Something that has always fascinated me is the confrontation with a completely divergent culture. We do not throw off to travel far to realize that tribe really lead different lives in other countries and that the saying phratry sweet home often applies to most of us. What if we suddenly had to leave our homes and slump somewhere else, somewhere where other values and beliefs where common and where volume round a different language? Would we still try to hang on to the old home by speaking our mother tongue, practising our own religion and culture or would we give in to the new and exciting country and forget our preceding(a)? And what would it be like for our children, and their children? In Identity Lessons - Contemporary Writing or so Learning to Be American I found many different stories telling us what it is like to be trapped between deuce cultures. In this short essay I aim to show that be to two cultures can be very confusing. In Beets by Tiffany Midge we learn a family of four, where the mother is an Indian and the father is white. The eldest daughter learns nearly the Plains Indians and their culture in school, but the truth she is told there is different from the peerless her father wants to prove.
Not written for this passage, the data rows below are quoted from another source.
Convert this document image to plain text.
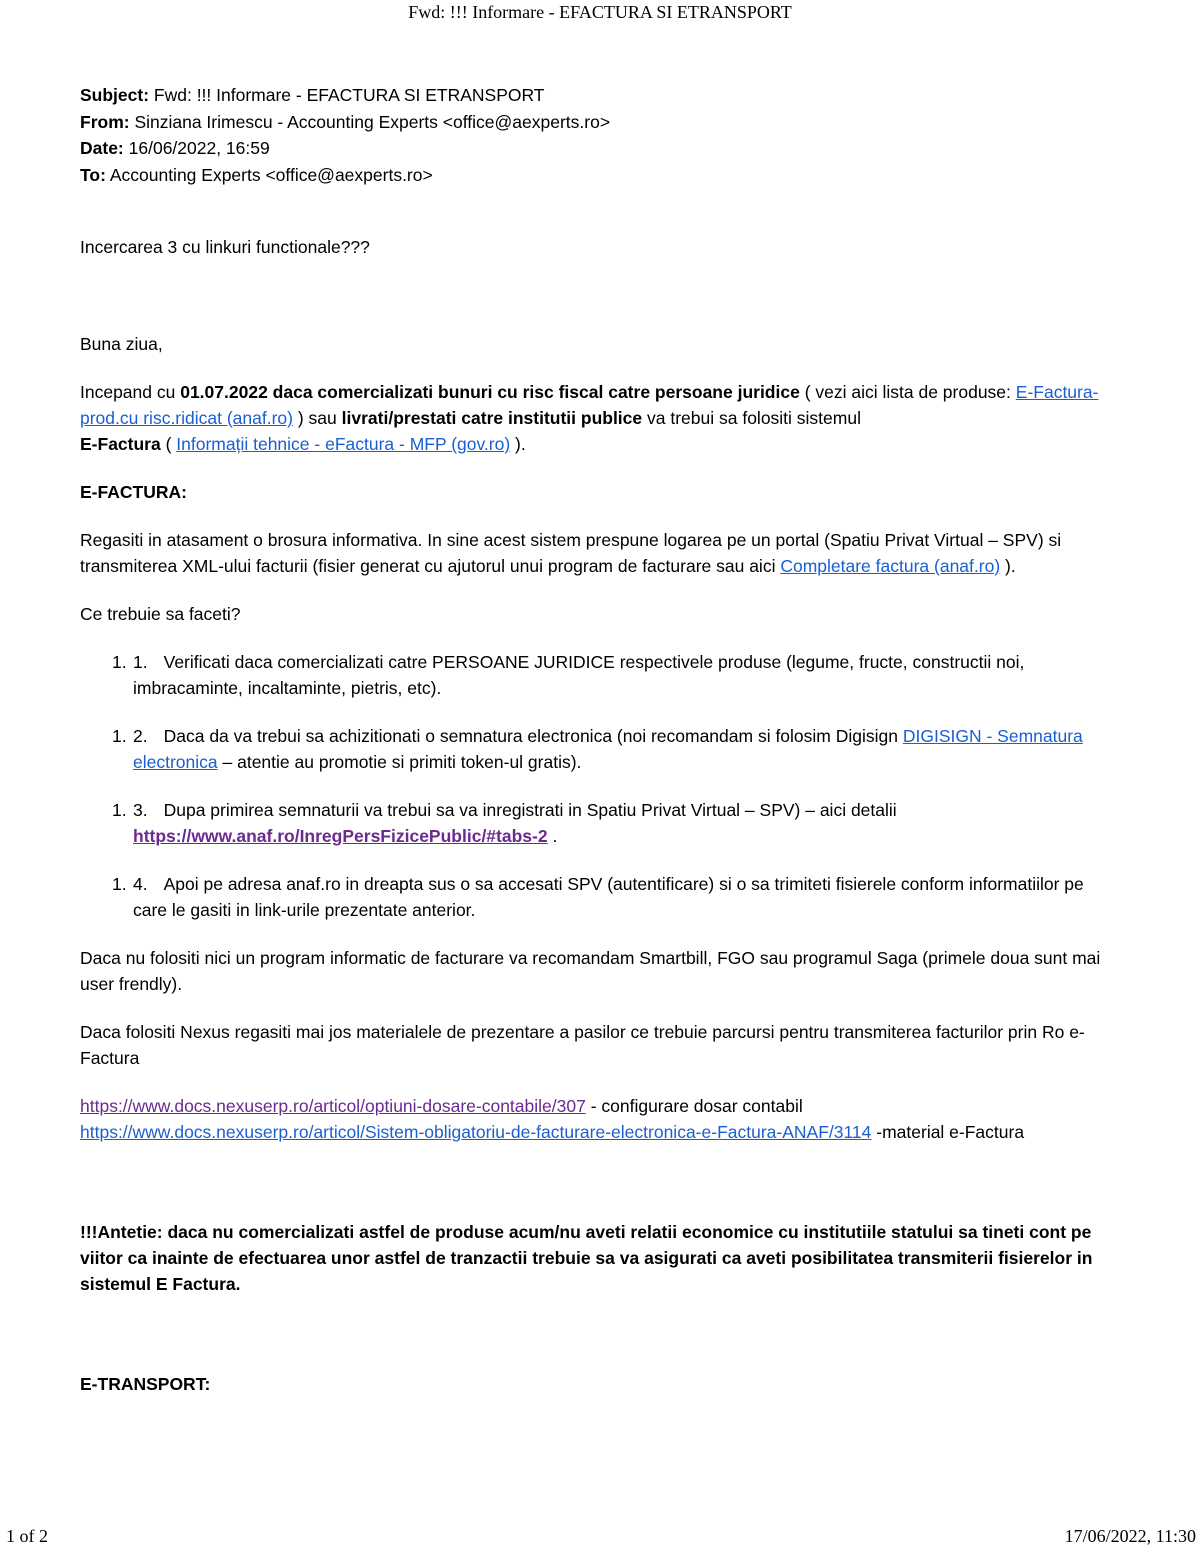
Fwd: !!! Informare - EFACTURA SI ETRANSPORT

Subject: Fwd: !!! Informare - EFACTURA SI ETRANSPORT

From: Sinziana Irimescu - Accounting Experts <office@aexperts.ro>

Date: 16/06/2022, 16:59

To: Accounting Experts <office@aexperts.ro>

Incercarea 3 cu linkuri functionale???

Buna ziua,

Incepand cu 01.07.2022 daca comercializati bunuri cu risc fiscal catre persoane juridice ( vezi aici lista de produse: E-Factura-prod.cu risc.ridicat (anaf.ro) ) sau livrati/prestati catre institutii publice va trebui sa folositi sistemul
E-Factura ( Informații tehnice - eFactura - MFP (gov.ro) ).

E-FACTURA:

Regasiti in atasament o brosura informativa. In sine acest sistem prespune logarea pe un portal (Spatiu Privat Virtual – SPV) si transmiterea XML-ului facturii (fisier generat cu ajutorul unui program de facturare sau aici Completare factura (anaf.ro) ).

Ce trebuie sa faceti?

1. 1. Verificati daca comercializati catre PERSOANE JURIDICE respectivele produse (legume, fructe, constructii noi, imbracaminte, incaltaminte, pietris, etc).
1. 2. Daca da va trebui sa achizitionati o semnatura electronica (noi recomandam si folosim Digisign DIGISIGN - Semnatura electronica – atentie au promotie si primiti token-ul gratis).
1. 3. Dupa primirea semnaturii va trebui sa va inregistrati in Spatiu Privat Virtual – SPV) – aici detalii https://www.anaf.ro/InregPersFizicePublic/#tabs-2 .
1. 4. Apoi pe adresa anaf.ro in dreapta sus o sa accesati SPV (autentificare) si o sa trimiteti fisierele conform informatiilor pe care le gasiti in link-urile prezentate anterior.

Daca nu folositi nici un program informatic de facturare va recomandam Smartbill, FGO sau programul Saga (primele doua sunt mai user frendly).

Daca folositi Nexus regasiti mai jos materialele de prezentare a pasilor ce trebuie parcursi pentru transmiterea facturilor prin Ro e-Factura

https://www.docs.nexuserp.ro/articol/optiuni-dosare-contabile/307 - configurare dosar contabil
https://www.docs.nexuserp.ro/articol/Sistem-obligatoriu-de-facturare-electronica-e-Factura-ANAF/3114 -material e-Factura

!!!Antetie: daca nu comercializati astfel de produse acum/nu aveti relatii economice cu institutiile statului sa tineti cont pe viitor ca inainte de efectuarea unor astfel de tranzactii trebuie sa va asigurati ca aveti posibilitatea transmiterii fisierelor in sistemul E Factura.

E-TRANSPORT:

1 of 2	17/06/2022, 11:30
Such mixed messages are also what the speaker of Abraham Rodriguez Jrs The boy Without a Flag receives. He refuses to salute the American flag, because his father keeps on lecture about all the bad things America has done to their home Puerto Rico, and indeed believes that he has done what is expected of him, but the father gets angry with him for jeopardizing his commandment and future. The boy feels as if the father has collaborated with the enemy and does not understand how this could have happened. It took him until he had grown up to understand that the father only cherished what was best for him. In Made You Mine, America Ali Zarrin describes his coming to the USA as a adolescent to study and find himself a better future. It was a struggle for him to care with the differences from his native country in the Middle East America was to be the country of dreams and possibilities, but he had to realize it had the poor and homeless people as well.